S. Verona Lišková
Table of Contents
Exercise 4.1
Easy. Check the division rule for complex numbers
\[\begin{equation*}\frac{a+bi}{c+di} = \frac{ac+bd}{c^2+d^2} + \frac{bc - ad}{c^2 + d^2}i\end{equation*}\]
by multiplying through by \(c + di\) or \(c - di.\)
Solution
Doing so, we have
\[\begin{aligned} a + bi &= (c + di)\left[\frac{ac + bd}{c^2+d^2} + \frac{bc - ad}{c^2 + d^2}i\right] \newline &= \frac{1}{c^2 + d^2}(ac^2 + acdi + bcd + bd^2i + bc^2i + bcdi^2 - acdi - ad^2i^2) \newline &= \frac{1}{c^2 + d^2}(ac^2 + acdi + bcd + bd^2i + bc^2i - bcd - acdi + ad^2) \newline &= \frac{1}{c^2 + d^2}(ac^2 + bd^2i + bc^2i + ad^2) \newline &= \frac{(a + bi)(c^2 + d^2)}{c^2+d^2} = a + bi. \end{aligned}\]
Exercise 4.2
Medium. Check the rules of complex algebra directly from the addition and multiplication rules:
- \(w + z = z + w\);
- \(w + (u + z) = (w + u) + z\);
- \(wz = zw\);
- \(w(uz) = (wu)z\);
- \(w(u + z) = wu + wz\);
- \(w + 0 = w\);
- \(w \cdot 1 = w.\)
Solution
Exercise 4.3
Easy. Let \[z = \sqrt{\dfrac{a + \sqrt{a^2 + b^2}}2} + \sqrt{\dfrac{-a + \sqrt{a^2 + b^2}}2}i\]
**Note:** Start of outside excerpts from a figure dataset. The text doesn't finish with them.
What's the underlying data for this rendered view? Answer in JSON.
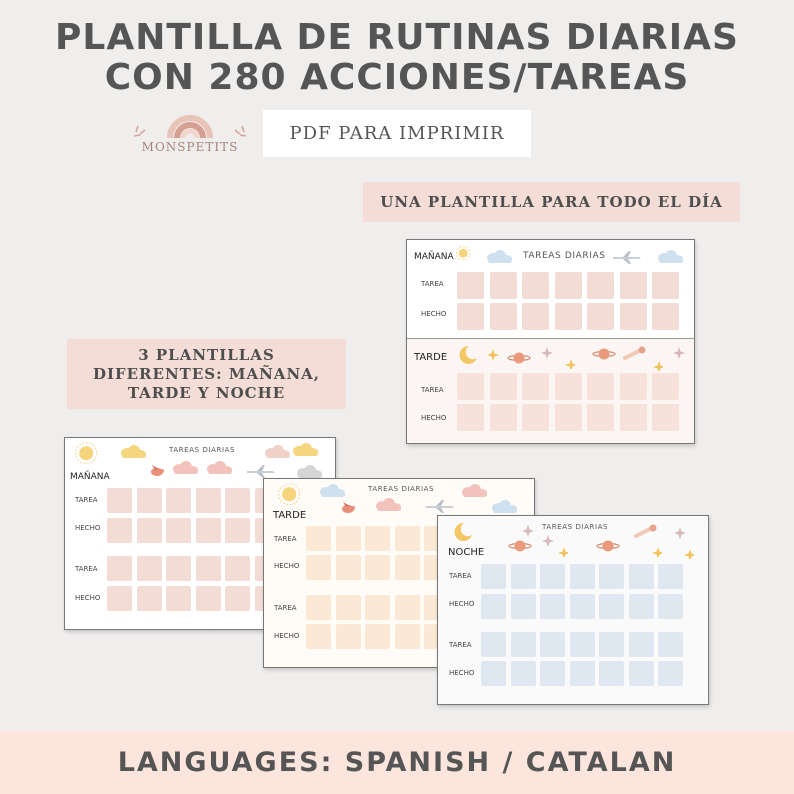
{
  "header": {
    "title_line1": "PLANTILLA DE RUTINAS DIARIAS",
    "title_line2": "CON 280 ACCIONES/TAREAS",
    "pdf_label": "PDF PARA IMPRIMIR"
  },
  "logo": {
    "name": "MONSPETITS"
  },
  "callouts": {
    "all_day": "UNA PLANTILLA PARA TODO EL DÍA",
    "three_templates": [
      "3 PLANTILLAS",
      "DIFERENTES: MAÑANA,",
      "TARDE Y NOCHE"
    ]
  },
  "sheets": {
    "combined": {
      "title": "TAREAS DIARIAS",
      "morning_label": "MAÑANA",
      "afternoon_label": "TARDE",
      "task_label": "TAREA",
      "done_label": "HECHO",
      "cell_color": "#f3dcd6",
      "afternoon_cell_color": "#f6e1db"
    },
    "morning": {
      "title": "TAREAS DIARIAS",
      "label": "MAÑANA",
      "task_label": "TAREA",
      "done_label": "HECHO",
      "cell_color": "#f3dcd6"
    },
    "afternoon": {
      "title": "TAREAS DIARIAS",
      "label": "TARDE",
      "task_label": "TAREA",
      "done_label": "HECHO",
      "cell_color": "#fbe8d5"
    },
    "night": {
      "title": "TAREAS DIARIAS",
      "label": "NOCHE",
      "task_label": "TAREA",
      "done_label": "HECHO",
      "cell_color": "#dfe7f1"
    }
  },
  "icons": [
    "sun-icon",
    "cloud-icon",
    "airplane-icon",
    "moon-icon",
    "planet-icon",
    "star-icon",
    "comet-icon",
    "bird-icon",
    "rainbow-logo-icon"
  ],
  "footer": {
    "languages": "LANGUAGES: SPANISH / CATALAN"
  }
}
Show that \(z^2 = a + bi.\)
Solution
\[\begin{aligned} &\left(\sqrt{\dfrac{a + \sqrt{a^2 + b^2}}2} + \sqrt{\dfrac{-a + \sqrt{a^2 + b^2}}2}i\right)^2 \newline &\qquad= \dfrac{a + \sqrt{a^2 + b^2}}2 + 2\sqrt{\dfrac{a^2 + b^2 - a^2}4}i + \left(\dfrac{-a + \sqrt{a^2 + b^2}}2\right)i^2 \newline &\qquad= \frac{a}2 + \frac{\sqrt{a^2 + b^2}}2 + 2 \left(\frac{b}2\right)i - \left[-\frac{a}2 + \frac{\sqrt{a^2+b^2}}2\right] \newline &\qquad= a + bi. \end{aligned}\]